“I got my start by giving myself a start.” – Madam C. J. Walker, African-American Entrepreneur

One of the most successful women entrepreneurs of the early 20th century, Madam C. J. Walker amassed a fortune with her international hair-care and cosmetic industry. But the prosperous businesswoman is perhaps best remembered for her astounding philanthropy and social activism.

Not only did her hair-care business catapult her to personal wealth, but it also provided job opportunities for thousands of African-American women and men in the 1910s. A champion of women’s economic independence, she generously contributed to a variety of such causes and organizations.
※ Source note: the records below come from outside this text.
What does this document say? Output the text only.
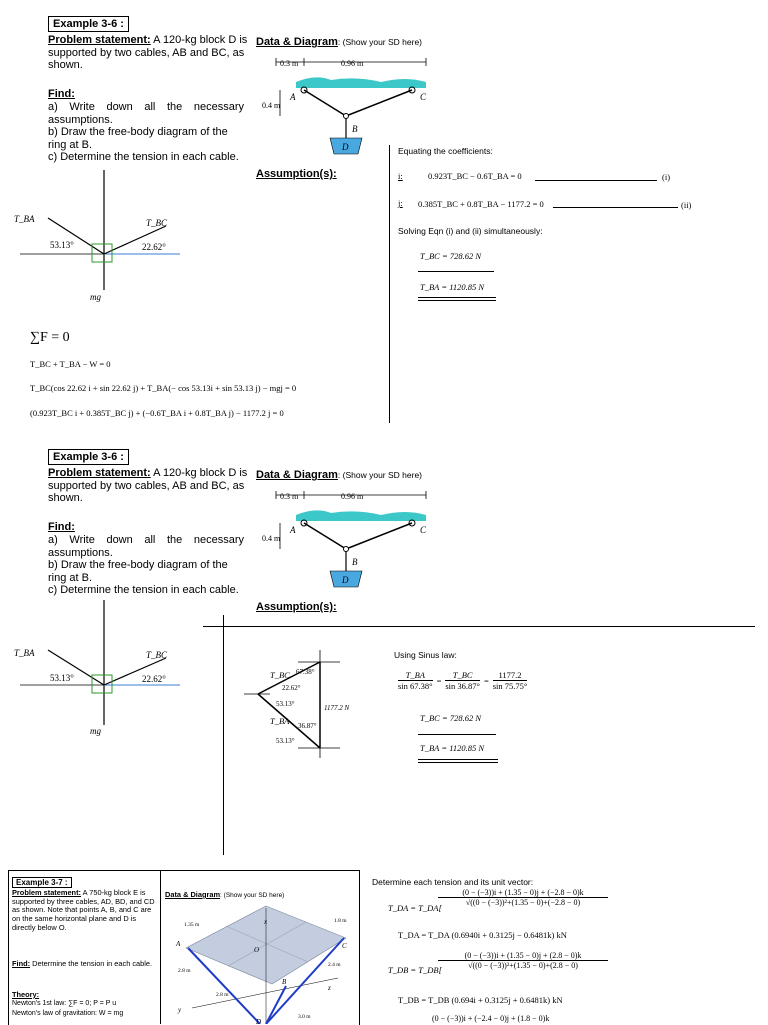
Example 3-6 :
Problem statement: A 120-kg block D is supported by two cables, AB and BC, as shown.
Data & Diagram: (Show your SD here)
Find:
a) Write down all the necessary assumptions.
b) Draw the free-body diagram of the ring at B.
c) Determine the tension in each cable.
Assumption(s):
0.3 m	0.96 m
D
A	C
B
0.4 m
T_BA	T_BC
53.13°	22.62°
mg
∑F = 0
T_BC + T_BA − W = 0
T_BC(cos 22.62 i + sin 22.62 j) + T_BA(− cos 53.13i + sin 53.13 j) − mgj = 0
(0.923T_BC i + 0.385T_BC j) + (−0.6T_BA i + 0.8T_BA j) − 1177.2 j = 0
Equating the coefficients:
i:	0.923T_BC − 0.6T_BA = 0	(i)
j: 0.385T_BC + 0.8T_BA − 1177.2 = 0	(ii)
Solving Eqn (i) and (ii) simultaneously:
T_BC = 728.62 N
T_BA = 1120.85 N
Example 3-6 :
Problem statement: A 120-kg block D is supported by two cables, AB and BC, as shown.
Data & Diagram: (Show your SD here)
Find:
a) Write down all the necessary assumptions.
b) Draw the free-body diagram of the ring at B.
c) Determine the tension in each cable.
Assumption(s):
0.3 m	0.96 m
D
A	C
B
0.4 m
T_BA	T_BC
53.13°	22.62°
mg
T_BC 67.38°
22.62°
53.13°
T_BA 36.87°
53.13°
1177.2 N
Using Sinus law:
$\frac{T\_BA}{\sin 67.38^\circ} = \frac{T\_BC}{\sin 36.87^\circ} = \frac{1177.2}{\sin 75.75^\circ}$
T_BC = 728.62 N
T_BA = 1120.85 N
Example 3-7 :
Problem statement: A 750-kg block E is supported by three cables, AD, BD, and CD as shown. Note that points A, B, and C are on the same horizontal plane and D is directly below O.
Find: Determine the tension in each cable.
Theory:
Newton's 1st law: ∑F = 0; P = P u
Newton's law of gravitation: W = mg
Data & Diagram: (Show your SD here)
A
B
C
O
D
x
y
z
1.35 m
1.8 m
2.8 m
2.8 m
2.4 m
3.0 m
Determine each tension and its unit vector:
T_DA = T_DA[
$\frac{(0 - (-3))i + (1.35 - 0)j + (-2.8 - 0)k}{\text{√((0 − (−3))²+(1.35 − 0)+(−2.8 − 0)}}$
T_DA = T_DA (0.6940i + 0.3125j − 0.6481k) kN
T_DB = T_DB[
$\frac{(0 - (-3))i + (1.35 - 0)j + (2.8 - 0)k}{\text{√((0 − (−3))²+(1.35 − 0)+(2.8 − 0)}}$
T_DB = T_DB (0.694i + 0.3125j + 0.6481k) kN
(0 − (−3))i + (−2.4 − 0)j + (1.8 − 0)k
Though her resumé does not include any official awards of recognition during her lifetime, Walker was held in high esteem in the black community for her extraordinary philanthropy.

Walker’s gestures of altruism were astonishing for an African-American woman of that era. Her gift of $1,000 to the black Indianapolis YMCA in 1912 was the single greatest donation from a black woman at the time. She donated $5,000 to the National Association for the Advancement of Colored People‘s Anti-Lynching Fund in 1919—the largest contribution the group had ever received before that year. Her contribution to the National Association of Colored Women‘s fund for the Frederick Douglass home in Washington, D.C. helped save the building from being sold. (It is currently a museum operated by the National Park Service and has been designated a National Historic Site.)

Today, Madam C. J. Walker’s spirit lives on across the country. She was inducted into the National Women’s Hall of Fame and the Fortune/Junior Achievement National Business Hall of Fame.